Stateless, una nuova serie drammatica co-creata e prodotta dall’attrice, regista e Ambasciatrice di Buona Volontà dell’UNHCR, esplora cosa significa perdere la propria casa, il proprio paese e la propria identità.
Una nuova miniserie Netflix, in uscita l’8 luglio, drammatizza il significato dell’essere costretti a fuggire e spogliati della propria identità.
“Stateless” è stata co-creata e prodotta da Cate Blanchett. L’attrice e regista è stata ispirata e spinta dal suo lavoro e dalle sue esperienze come Ambasciatrice di Buona Volontà dell’UNHCR, l’Agenzia delle Nazioni Unite per i Rifugiati, a far luce su ciò che può significare la perdita di identità.
Il dramma si concentra su quattro sconosciuti le cui vite si scontrano in un centro di detenzione per migranti nel deserto australiano. La storia centrale è ispirata al caso reale di un cittadino australiano detenuto illegalmente nel 2004.
La serie intreccia storie personali, rivelando un sistema alle prese con le inconciliabili contraddizioni della protezione delle frontiere. La perdita di identità e dignità è un tema chiave e le crisi personali che i personaggi affrontano sono accentuate dalla detenzione.
Blanchett ha detto: “La mia speranza è che Stateless, un progetto che in realtà è cresciuto separatamente dal mio lavoro con l’UNHCR ma che unisce per me due mondi, costruisca empatia e comprensione per i rifugiati, in particolare per coloro che sono stati e sono ancora in detenzione”.
“Viviamo in un mondo in cui circa l’un per cento di tutta l’umanità è stato costretto a fuggire a causa di conflitti o persecuzioni. Con Stateless spero di spingere le persone a ripensare a come loro e noi tutti stiamo rispondendo all’attuale crisi di rifugiati. A capire cosa significa perdere la propria casa, il proprio Paese, la propria identità. Spero di far sì che le persone empatizzino e facciano domande”, ha detto.
La serie usa il termine apolidi in senso poetico per affrontare la perdita di identità personale piuttosto che in senso legale.
Ma l’apolidia è una questione che preoccupa Blanchett e che fa parte del mandato unico dell’UNHCR come Agenzia delle Nazioni Unite.
Secondo il diritto internazionale, l’apolidia si riferisce ai milioni di persone in tutto il mondo che non sono riconosciuti come cittadini da nessun paese. Questo ha conseguenze devastanti sulla loro capacità di esercitare i loro diritti umani e di partecipare alla vita normale delle società in cui vivono.

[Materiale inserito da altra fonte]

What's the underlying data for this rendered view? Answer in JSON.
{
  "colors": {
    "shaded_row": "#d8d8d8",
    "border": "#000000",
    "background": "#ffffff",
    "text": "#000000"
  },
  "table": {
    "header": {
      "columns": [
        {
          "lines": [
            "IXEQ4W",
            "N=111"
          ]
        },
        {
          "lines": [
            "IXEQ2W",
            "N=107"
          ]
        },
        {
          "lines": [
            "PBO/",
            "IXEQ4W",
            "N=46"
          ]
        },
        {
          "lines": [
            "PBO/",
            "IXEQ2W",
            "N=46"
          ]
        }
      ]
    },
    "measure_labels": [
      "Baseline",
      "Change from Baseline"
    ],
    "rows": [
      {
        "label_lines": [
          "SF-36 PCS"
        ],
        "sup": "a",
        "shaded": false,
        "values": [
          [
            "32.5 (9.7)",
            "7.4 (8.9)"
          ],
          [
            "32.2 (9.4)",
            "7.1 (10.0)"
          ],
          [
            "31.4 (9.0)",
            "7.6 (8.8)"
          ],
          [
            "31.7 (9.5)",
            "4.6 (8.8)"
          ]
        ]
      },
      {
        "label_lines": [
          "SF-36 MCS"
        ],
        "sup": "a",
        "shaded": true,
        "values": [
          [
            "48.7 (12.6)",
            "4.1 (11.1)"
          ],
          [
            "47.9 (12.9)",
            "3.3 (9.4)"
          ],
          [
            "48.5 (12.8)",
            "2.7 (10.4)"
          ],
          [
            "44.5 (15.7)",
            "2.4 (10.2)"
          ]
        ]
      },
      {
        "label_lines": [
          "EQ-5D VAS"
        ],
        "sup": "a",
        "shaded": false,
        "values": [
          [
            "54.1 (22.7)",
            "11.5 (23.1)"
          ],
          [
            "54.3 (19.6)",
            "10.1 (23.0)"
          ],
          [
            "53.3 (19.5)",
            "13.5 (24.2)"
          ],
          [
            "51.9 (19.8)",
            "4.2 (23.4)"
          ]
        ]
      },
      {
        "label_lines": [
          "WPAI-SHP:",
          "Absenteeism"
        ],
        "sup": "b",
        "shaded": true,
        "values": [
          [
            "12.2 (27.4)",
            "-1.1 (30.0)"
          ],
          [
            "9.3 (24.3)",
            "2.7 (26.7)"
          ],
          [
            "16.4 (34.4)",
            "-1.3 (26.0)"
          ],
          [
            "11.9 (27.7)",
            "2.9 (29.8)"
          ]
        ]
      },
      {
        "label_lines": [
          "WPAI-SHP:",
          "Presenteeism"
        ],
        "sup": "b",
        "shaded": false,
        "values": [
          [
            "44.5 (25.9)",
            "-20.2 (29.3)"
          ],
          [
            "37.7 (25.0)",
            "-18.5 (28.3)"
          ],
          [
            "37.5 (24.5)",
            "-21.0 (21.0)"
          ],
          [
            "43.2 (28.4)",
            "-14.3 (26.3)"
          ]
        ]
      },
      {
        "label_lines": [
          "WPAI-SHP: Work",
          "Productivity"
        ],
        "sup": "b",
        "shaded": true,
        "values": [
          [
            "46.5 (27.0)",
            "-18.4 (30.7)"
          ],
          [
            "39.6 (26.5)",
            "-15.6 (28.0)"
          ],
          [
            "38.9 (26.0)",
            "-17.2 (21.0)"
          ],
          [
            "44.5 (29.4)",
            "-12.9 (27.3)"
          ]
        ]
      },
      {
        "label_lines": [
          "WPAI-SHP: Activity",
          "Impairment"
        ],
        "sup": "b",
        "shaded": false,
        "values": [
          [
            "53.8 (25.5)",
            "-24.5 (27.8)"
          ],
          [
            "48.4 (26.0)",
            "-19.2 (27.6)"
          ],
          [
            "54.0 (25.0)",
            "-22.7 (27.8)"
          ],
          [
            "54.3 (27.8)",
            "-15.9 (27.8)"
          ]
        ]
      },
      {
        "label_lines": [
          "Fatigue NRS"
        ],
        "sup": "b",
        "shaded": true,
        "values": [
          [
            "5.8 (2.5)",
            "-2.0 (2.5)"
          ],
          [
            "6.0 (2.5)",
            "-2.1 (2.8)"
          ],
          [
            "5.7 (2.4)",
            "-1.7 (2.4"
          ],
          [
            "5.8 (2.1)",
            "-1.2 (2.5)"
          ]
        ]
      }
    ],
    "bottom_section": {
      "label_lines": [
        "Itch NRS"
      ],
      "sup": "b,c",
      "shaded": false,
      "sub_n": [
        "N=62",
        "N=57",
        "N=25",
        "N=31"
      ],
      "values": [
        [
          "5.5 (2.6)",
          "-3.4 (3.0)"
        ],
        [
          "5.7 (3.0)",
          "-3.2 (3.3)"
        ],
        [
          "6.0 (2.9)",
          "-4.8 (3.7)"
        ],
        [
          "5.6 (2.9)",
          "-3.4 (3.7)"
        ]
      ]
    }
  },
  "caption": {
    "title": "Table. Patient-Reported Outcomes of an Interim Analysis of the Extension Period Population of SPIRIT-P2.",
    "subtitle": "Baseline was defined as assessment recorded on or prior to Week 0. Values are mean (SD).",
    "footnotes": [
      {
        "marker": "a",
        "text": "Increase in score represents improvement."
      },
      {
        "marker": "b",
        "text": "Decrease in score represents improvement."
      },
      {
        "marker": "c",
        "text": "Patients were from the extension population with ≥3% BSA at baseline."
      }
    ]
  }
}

L’UNHCR sta lavorando per porre fine all’apolidia entro il 2024 attraverso la sua Campagna #IBelong.
In un breve intervento sui social media per l’UNHCR sull’apolidia, Blanchett ha detto: “La maggior parte delle persone sono cittadini di qualche luogo. Abbiamo certificati di nascita, abbiamo passaporti, carte d’identità. Ma sulla carta, gli apolidi non esistono. Senza passaporto o carta d’identità, l’elenco delle cose che le persone non possono fare non finisce mai: andare a scuola, vedere un medico, possedere una carta SIM, lavorare legalmente, aprire un conto in banca, viaggiare, possedere una casa o anche sposarsi legalmente. L’apolidia esiste ovunque. Succede in paesi come il tuo o il mio”.